В сенях Супрун почему-то повернул на ту половину, где у них была дубильня. В долгие годы войны он изредка брался за свое старое ремесло, чтобы изготовить себе и соседям кожу на обувь или на упряжь.
Луна заглядывала в дубильню, освещала зольник, чаны, мешки с золой и козлы, на которых висела неочищенная шкура.
Супрун вместе с женой сел на самодельную скамью, и Олеся прижалась к нему, как в тот день, когда они, полные надежд, впервые сели в своей дубильне. Это был не совсем еще ясный, но надежный рассвет их жизни. А теперь ночь смотрела в их налитые тоской и страхом перед неизвестностью глаза. Супрун твердо положил руку на плечо Олеси. Что ни говори, а жену ему бог послал будто ясный денек.
— Что же теперь будем делать, Олеся? — спросил он, впервые в жизни советуясь с нею.
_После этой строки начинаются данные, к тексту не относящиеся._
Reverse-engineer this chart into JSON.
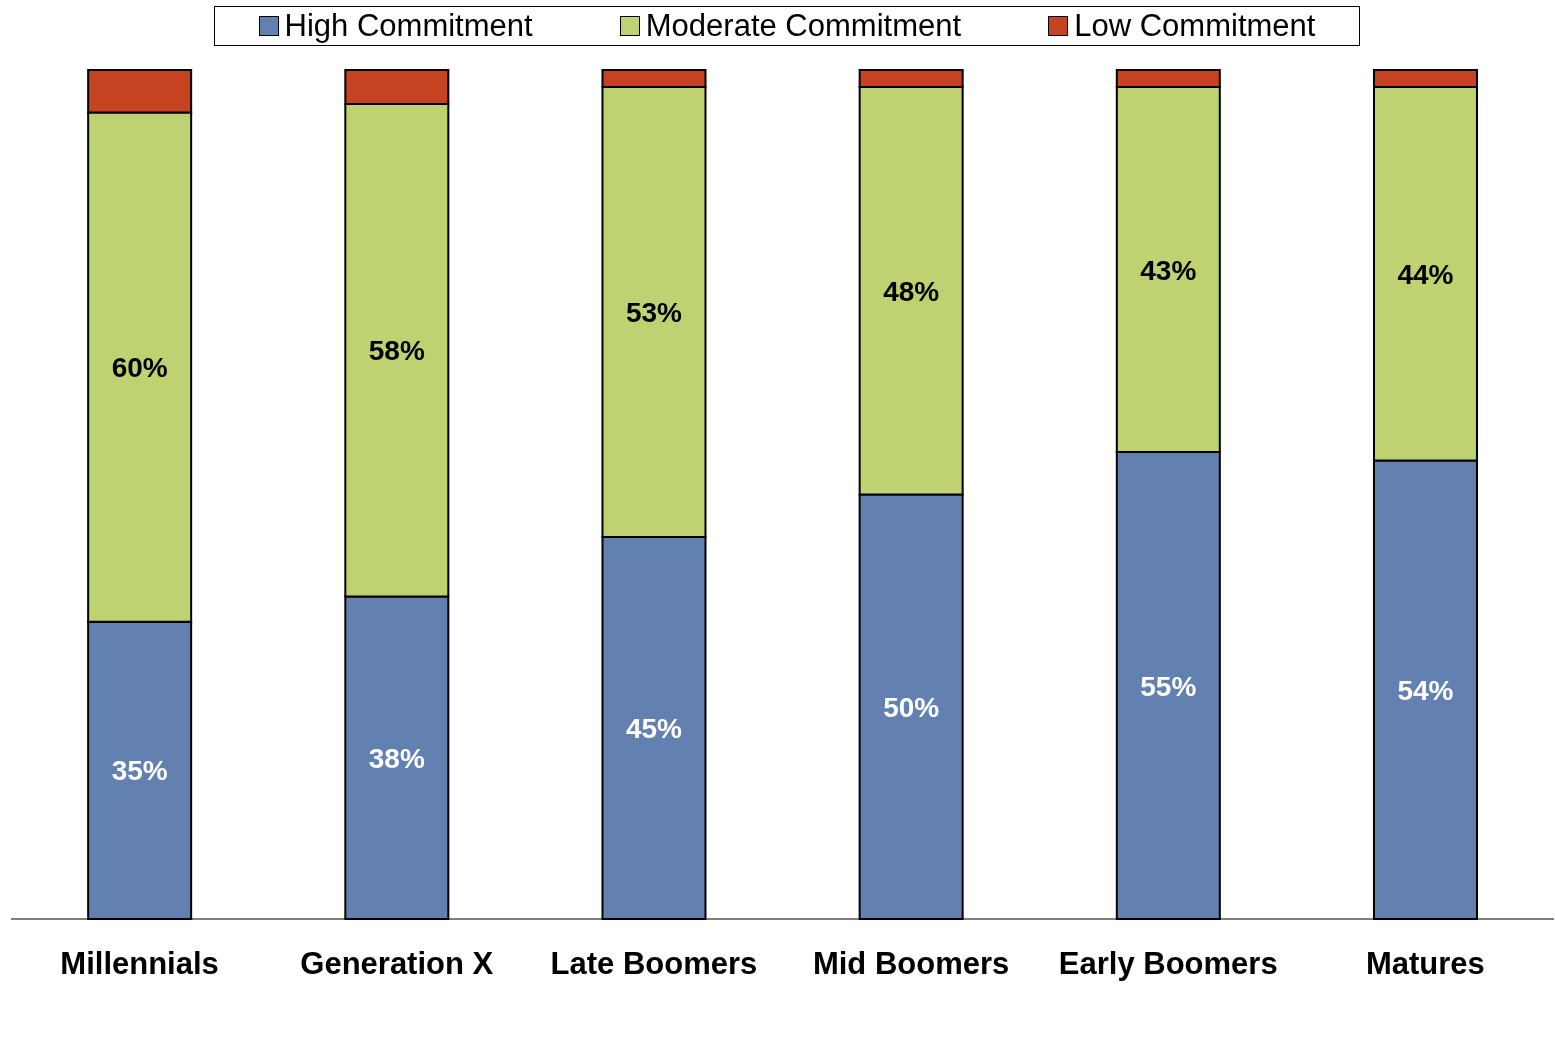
{
  "chart_data": {
    "type": "bar",
    "stacked": true,
    "legend": "top",
    "categories": [
      "Millennials",
      "Generation X",
      "Late Boomers",
      "Mid Boomers",
      "Early Boomers",
      "Matures"
    ],
    "series": [
      {
        "name": "High Commitment",
        "color": "#6280b0",
        "values": [
          35,
          38,
          45,
          50,
          55,
          54
        ],
        "value_labels": [
          "35%",
          "38%",
          "45%",
          "50%",
          "55%",
          "54%"
        ]
      },
      {
        "name": "Moderate Commitment",
        "color": "#bfd271",
        "values": [
          60,
          58,
          53,
          48,
          43,
          44
        ],
        "value_labels": [
          "60%",
          "58%",
          "53%",
          "48%",
          "43%",
          "44%"
        ]
      },
      {
        "name": "Low Commitment",
        "color": "#c64322",
        "values": [
          5,
          4,
          2,
          2,
          2,
          2
        ]
      }
    ]
  }
}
И она, его тихая тень, его смущенная улыбка, его печальная думка, тоже впервые в жизни принялась его утешать.
— Жили мы, Супрун, на двух десятинах, жили и на пяти, стало у нас десять, а потом и за двадцать перевалило. Так что ж мы — не как все люди?! На норме не проживем?
— Да разве человеку норма нужна? Я хотел, чтобы ты у меня на старости лет княгиней жила.
— А может, обойдемся без княжества? — грустно улыбнулась Олеся, не зная, не остановит ли ее вспыльчивый муж: у него для порядка жена приучена молчать. — Побывала я раз на веку княгиней, и будет с меня.
— Когда же это было? — спросил он, не сообразив.
— А когда ты князем был, на свадьбе у нас. Помнишь тот день?.. Тогда небо хмурилось и прояснялось, и дождик пролился на землю, как солнечный сок…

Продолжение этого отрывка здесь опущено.